Eran las tres de la mañana, tronaba y llovía a cántaros.
Un cabaret rodeado de barro mugriento en un suburbio desolado seguía abierto al público.
Yolanda Martínez, de seis años, se escondía en un rincón oscuro, con los ojos temerosos fijos en el centro del escenario. Contenía la respiración sin atreverse a moverse.
Su madre venía de vez en cuando a este cabaret para actuar y hoy había bebido mucho.
No sabía por qué su madre había sido rodeada por un grupo de hombres y ahora estaba inmóvil en el escenario, con una gran mancha de sangre extendida en el suelo.
El cuerpo de Yolanda empezó a salirse de control. Caminó rígida entre la multitud hasta el lado de su madre.
Es una sensación de impotencia, pánico y desesperación.
Sintió que la oscuridad llenó su mundo.
***
Comisaría de policía.
El oficial Martín miró a la niña de seis años que tenía delante, que era mucho más guapa y se comportaba mejor que las niñas normales. Pero no tenía padres a una edad tan temprana y carecía del certificado de residencia.
La comisaría tenía un dolor de cabeza por este asunto y Yolanda había llevado tres días aquí.
La niña no tenía padre y su madre había sido asesinada violentamente en una sala de conciertos hacía unos días. El jefe del departamento dijo que se enviara a la niña directamente a un orfanato, pero todos los oficiales de policía que habían visto a Yolanda estaban reacios a esto, por lo que se produjeron repetidos retrasos.
—Oficial Martín, alguien quiere adoptar a Yolanda. Dicen que proviene del extranjero y hay un estatus alto.
El aspecto chismoso de la Álex Hugo, el practicante, se reflejó en los ojos del oficial Martín. Ellos miraron a Yolanda, que estaba comiendo a un lado, se sentían muy contento por ella.
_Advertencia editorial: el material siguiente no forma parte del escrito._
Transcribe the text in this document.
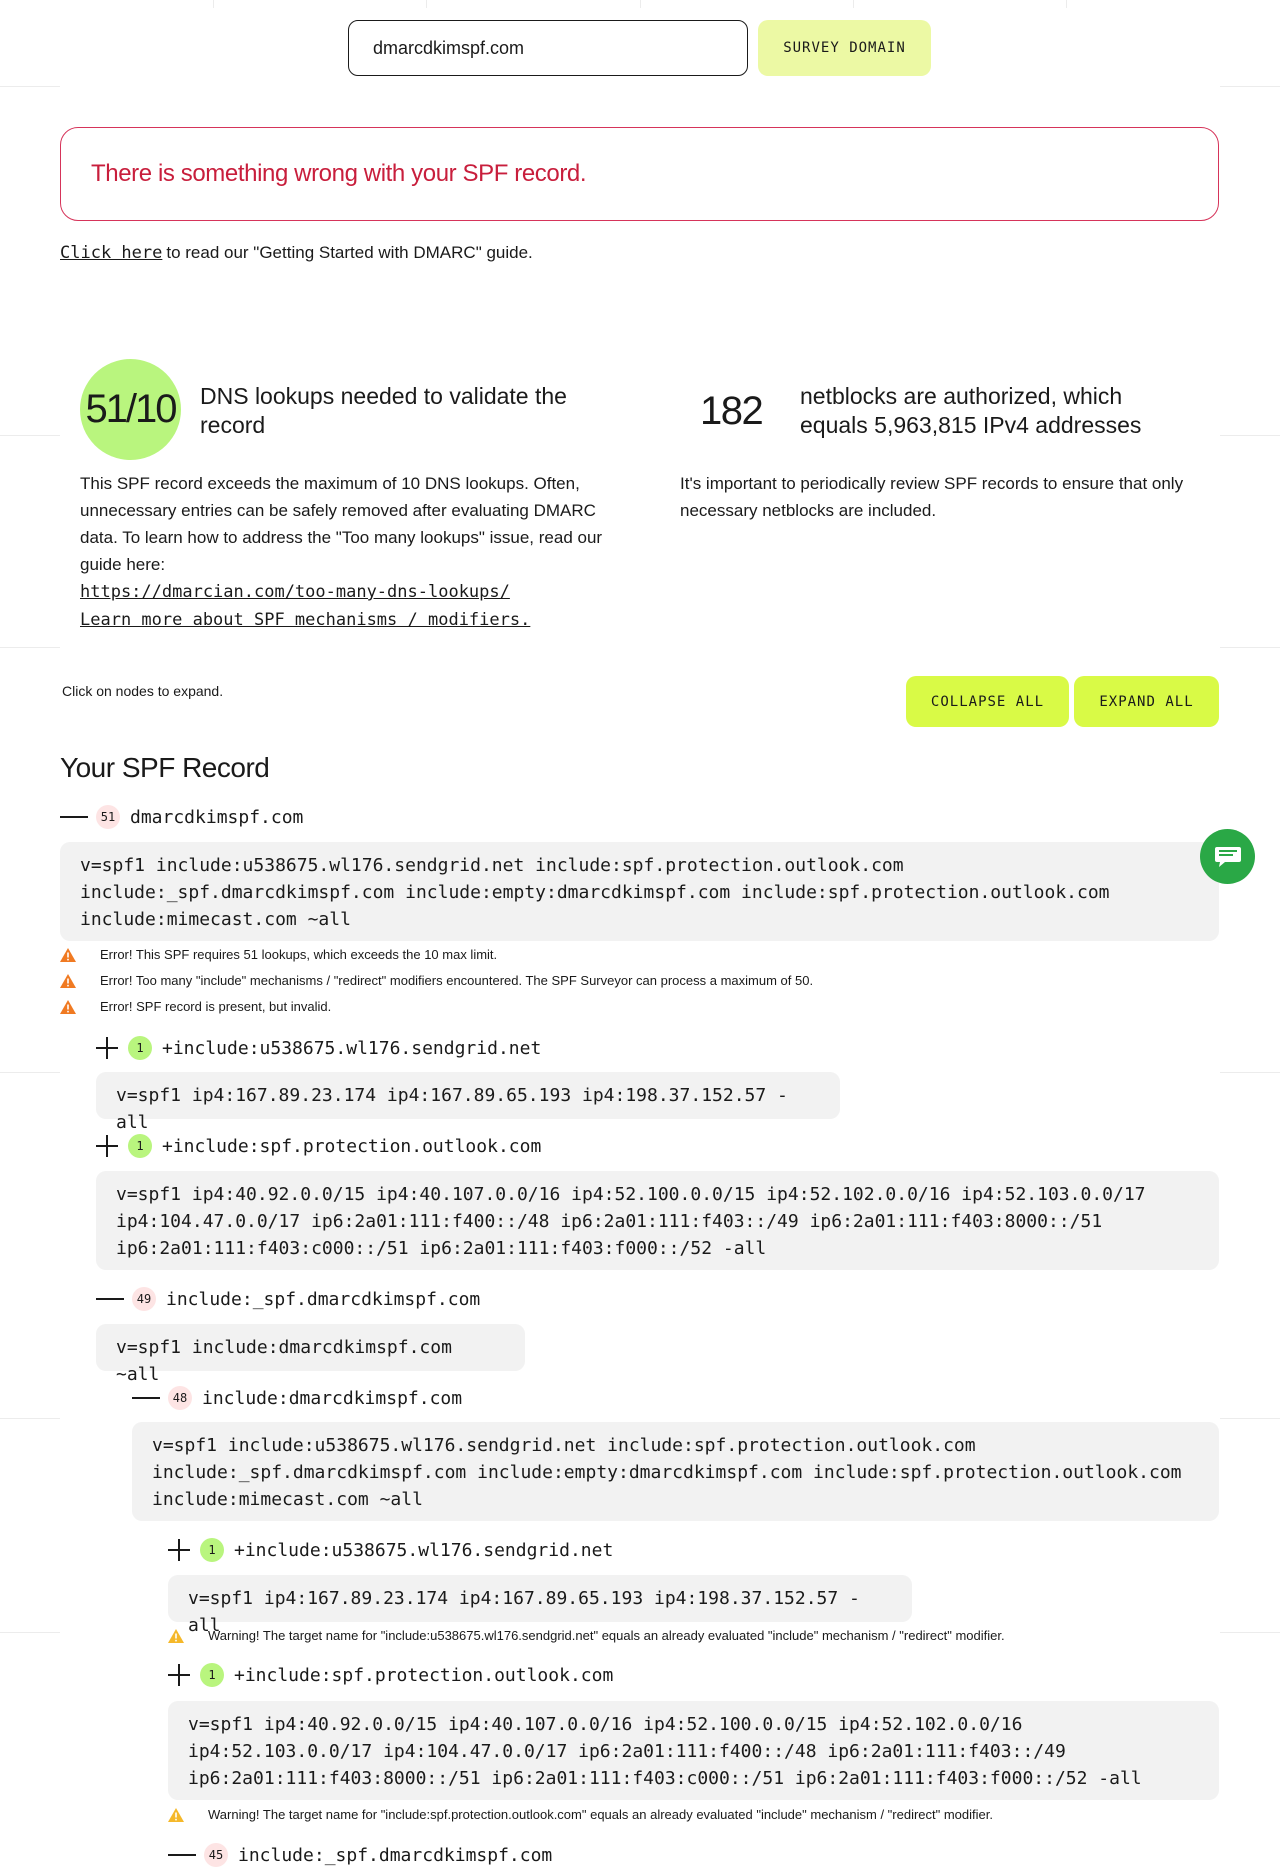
dmarcdkimspf.com
SURVEY DOMAIN
There is something wrong with your SPF record.
Click here to read our "Getting Started with DMARC" guide.
51/10 DNS lookups needed to validate the record
This SPF record exceeds the maximum of 10 DNS lookups. Often, unnecessary entries can be safely removed after evaluating DMARC data. To learn how to address the "Too many lookups" issue, read our guide here:
https://dmarcian.com/too-many-dns-lookups/
Learn more about SPF mechanisms / modifiers.
182 netblocks are authorized, which equals 5,963,815 IPv4 addresses
It's important to periodically review SPF records to ensure that only necessary netblocks are included.
Click on nodes to expand.
COLLAPSE ALL	EXPAND ALL
Your SPF Record
51 dmarcdkimspf.com
v=spf1 include:u538675.wl176.sendgrid.net include:spf.protection.outlook.com
include:_spf.dmarcdkimspf.com include:empty:dmarcdkimspf.com include:spf.protection.outlook.com
include:mimecast.com ~all
Error! This SPF requires 51 lookups, which exceeds the 10 max limit.
Error! Too many "include" mechanisms / "redirect" modifiers encountered. The SPF Surveyor can process a maximum of 50.
Error! SPF record is present, but invalid.
1	+include:u538675.wl176.sendgrid.net
v=spf1 ip4:167.89.23.174 ip4:167.89.65.193 ip4:198.37.152.57 -all
1	+include:spf.protection.outlook.com
v=spf1 ip4:40.92.0.0/15 ip4:40.107.0.0/16 ip4:52.100.0.0/15 ip4:52.102.0.0/16 ip4:52.103.0.0/17
ip4:104.47.0.0/17 ip6:2a01:111:f400::/48 ip6:2a01:111:f403::/49 ip6:2a01:111:f403:8000::/51
ip6:2a01:111:f403:c000::/51 ip6:2a01:111:f403:f000::/52 -all
49 include:_spf.dmarcdkimspf.com
v=spf1 include:dmarcdkimspf.com ~all
48 include:dmarcdkimspf.com
v=spf1 include:u538675.wl176.sendgrid.net include:spf.protection.outlook.com
include:_spf.dmarcdkimspf.com include:empty:dmarcdkimspf.com include:spf.protection.outlook.com
include:mimecast.com ~all
1	+include:u538675.wl176.sendgrid.net
v=spf1 ip4:167.89.23.174 ip4:167.89.65.193 ip4:198.37.152.57 -all
Warning! The target name for "include:u538675.wl176.sendgrid.net" equals an already evaluated "include" mechanism / "redirect" modifier.
1	+include:spf.protection.outlook.com
v=spf1 ip4:40.92.0.0/15 ip4:40.107.0.0/16 ip4:52.100.0.0/15 ip4:52.102.0.0/16
ip4:52.103.0.0/17 ip4:104.47.0.0/17 ip6:2a01:111:f400::/48 ip6:2a01:111:f403::/49
ip6:2a01:111:f403:8000::/51 ip6:2a01:111:f403:c000::/51 ip6:2a01:111:f403:f000::/52 -all
Warning! The target name for "include:spf.protection.outlook.com" equals an already evaluated "include" mechanism / "redirect" modifier.
45 include:_spf.dmarcdkimspf.com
—Sea quien sea, mientras pueda cuidar bien de Yolanda, será una buena familia para ella.
Tan pronto como el oficial Martín terminó de hablar, vio entrar a varios hombres, uno de ellos con una postura erguida y un rostro inexpresivo. Su temperamento frío eclipsaba a todos los demás. Era imposible apartar la mirada de este hombre frío y noble para todo el mundo. Pero sus ojos, como afiladas esculturas de hielo, eran aterradores.
—Entonces, ¿cómo debo llamarte a partir de ahora?
Yolanda parpadeó con sus dos grandes ojos redondos, como una muñeca.
Lucrecio Castro se congeló por un momento, había hecho todos los preparativos para llevar a esta chica a casa, pero había olvidado la llamada.
El hombre de mediana edad en el asiento del copiloto dijo:
—Puedes llamarle Tío Lucrecio. Dirigió a Yolanda una mirada profunda. Y este hombre era Mario Hugo, el mayordomo personal de Lucrecio. Él conocía todos los asuntos y pensamientos de Lucrecio.
Lucrecio no dijo nada.
Yolanda no podía leer su expresión y estaba un poco nerviosa en su corazón. Sus manos se agitaban continuamente y se mordía los labios.
Tenía miedo de disgustar a Lucrecio que tenía delante y ser abandonada de nuevo.